Foremost, we demand to be recognized for what we are. Most of us are groups of tribal families. We are not white middle-class aspiring groups of people in need of direction. We do not understand why Indian tribes cannot select their own Superintendents. In fact, the need for a Superintendent can indeed be questioned. Why must we beg for administrative support for our communities? Why must we beg for lease money, per capita payments, and Indian Bureau Services, when they are rightfully ours?
American Indians have the political units, land bases, and are competent but we cannot use these resources because we are not allowed to control anything or to make any basic choices except to get out. That is no choice.
The political structure is systematically controlled by the government and special interest groups who exploit us. This must end. We do not understand why Indian tribes cannot tax railroads which cross their lands, or why we do not have the power to tax non-Indians living within the boundaries of our reservations.
We recognize that the Department of the Interior, more particularly, the Bureau of Indian Affairs, has taken some measures toward involving tribes in decision-making. We also recognize these measures for what they are—tokenism. The advisory committees, such as the National Indian Education Advisory Committee, Secret Task Forces, President’s committees and commissions, are only convenient means to implement an already established policy.
We demand an end to racism in the schools, public as well as federal. The school system has been the beginning of racism for Indian children. Indian children are systematically told that they should relate to an Indian who is successful in the eyes of the white man rather than to his own family or tribe. Our Indian children are discouraged from understanding their families and communities as they really are. The Indian student dropout rate is as high as 60%, and no one is asking what is wrong with America’s school system. They only ask and blame the Indian communities for this high dropout rate.
We need more than just Indians in teacher and counselor capacities. We must also demand that these teachers and counselors be directed by and responsive and responsible to the respective Indian communities. Besides being a demand, this is equally a just and practical measure to answer the problem that is baffled Indian educators since that became a field.

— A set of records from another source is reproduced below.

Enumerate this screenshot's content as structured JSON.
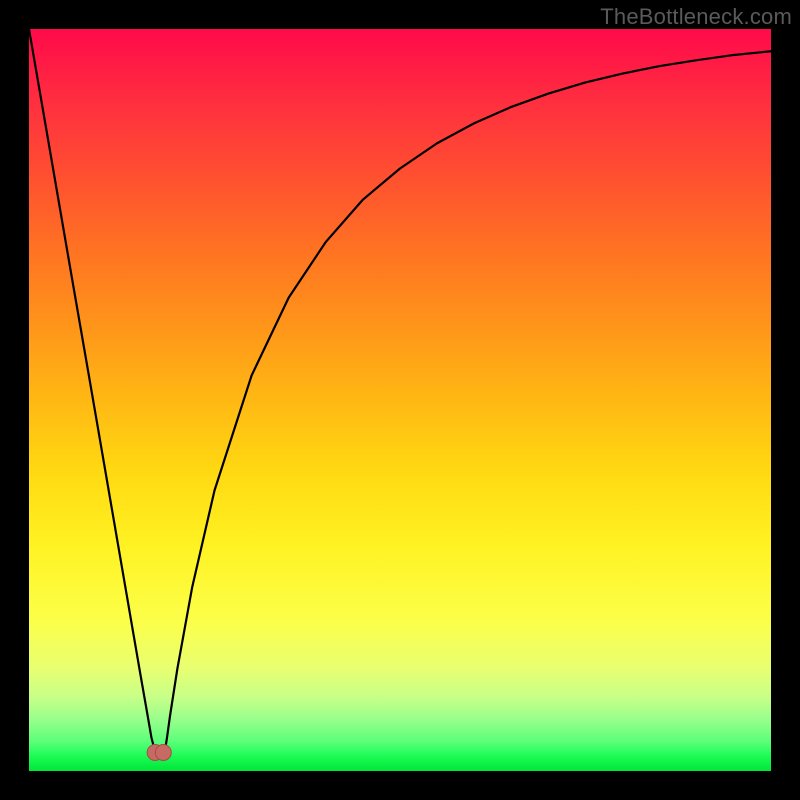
{
  "watermark": {
    "text": "TheBottleneck.com"
  },
  "colors": {
    "background": "#000000",
    "curve_stroke": "#000000",
    "marker_fill": "#c76a63",
    "marker_stroke": "#a24f49"
  },
  "chart_data": {
    "type": "line",
    "title": "",
    "xlabel": "",
    "ylabel": "",
    "xlim": [
      0,
      100
    ],
    "ylim": [
      0,
      100
    ],
    "grid": false,
    "legend": false,
    "series": [
      {
        "name": "bottleneck-curve",
        "x": [
          0,
          2,
          4,
          6,
          8,
          10,
          12,
          14,
          15,
          16,
          16.5,
          17,
          17.3,
          17.8,
          18.3,
          18.6,
          19,
          20,
          22,
          25,
          30,
          35,
          40,
          45,
          50,
          55,
          60,
          65,
          70,
          75,
          80,
          85,
          90,
          95,
          100
        ],
        "y": [
          100,
          88.4,
          76.8,
          65.2,
          53.7,
          42.1,
          30.5,
          18.9,
          13.1,
          7.4,
          4.5,
          2.6,
          2.1,
          2.1,
          2.6,
          4.5,
          7.4,
          13.8,
          24.8,
          37.8,
          53.3,
          63.8,
          71.3,
          77.0,
          81.2,
          84.6,
          87.3,
          89.5,
          91.3,
          92.8,
          94.0,
          95.0,
          95.8,
          96.5,
          97.0
        ]
      }
    ],
    "markers": [
      {
        "x": 17.0,
        "y": 2.5
      },
      {
        "x": 18.1,
        "y": 2.5
      }
    ]
  }
}
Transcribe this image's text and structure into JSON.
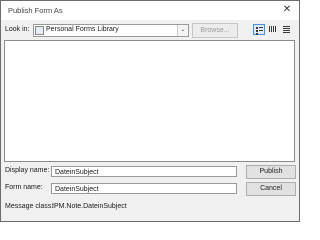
{
  "window": {
    "title": "Publish Form As",
    "close_glyph": "✕"
  },
  "look_in": {
    "label": "Look in:",
    "value": "Personal Forms Library",
    "dropdown_glyph": "⌄",
    "browse_label": "Browse..."
  },
  "view_buttons": [
    {
      "icon": "details-view-icon",
      "active": true
    },
    {
      "icon": "list-view-icon",
      "active": false
    },
    {
      "icon": "thumbnail-view-icon",
      "active": false
    }
  ],
  "display_name": {
    "label": "Display name:",
    "value": "DateinSubject"
  },
  "form_name": {
    "label": "Form name:",
    "value": "DateinSubject"
  },
  "message_class": {
    "label": "Message class:",
    "value": "IPM.Note.DateinSubject"
  },
  "buttons": {
    "publish": "Publish",
    "cancel": "Cancel"
  },
  "colors": {
    "accent": "#4a90d9",
    "dialog_bg": "#f0f0f0"
  }
}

Some recognition has been given to the need for bicultural education. However, we are fearful that we have once again become victimized by paternalism. Let it be understood that we do not want our children being told by white or white-oriented Indian education experts what we were, what we are, and what we should be.
We do not understand why people from the Indian communities cannot speak to graduating Indian classes, from BIA and in public schools, where there is a majority of Indian students.
In conclusion, we make it unequivocally and crystal clear that Indian people have the right to separate and equal communities within the American system—our own communities, that are institutionally and politically separate, socially equal and secure within the American system.
We asked to be heard—not just listened to and tolerated. In World War I, World War II, and the Korean Conflict, American Indians had the highest volunteer turnout per capita than any other ethnic group in the country. Now some American Indians are becoming dissatisfied with rather than proud of their country and are going to jails rather than serving this country in battle.
The inequality and dissatisfaction that is evidencing itself cannot be taken lightly. The oppressed can only be oppressed for so long.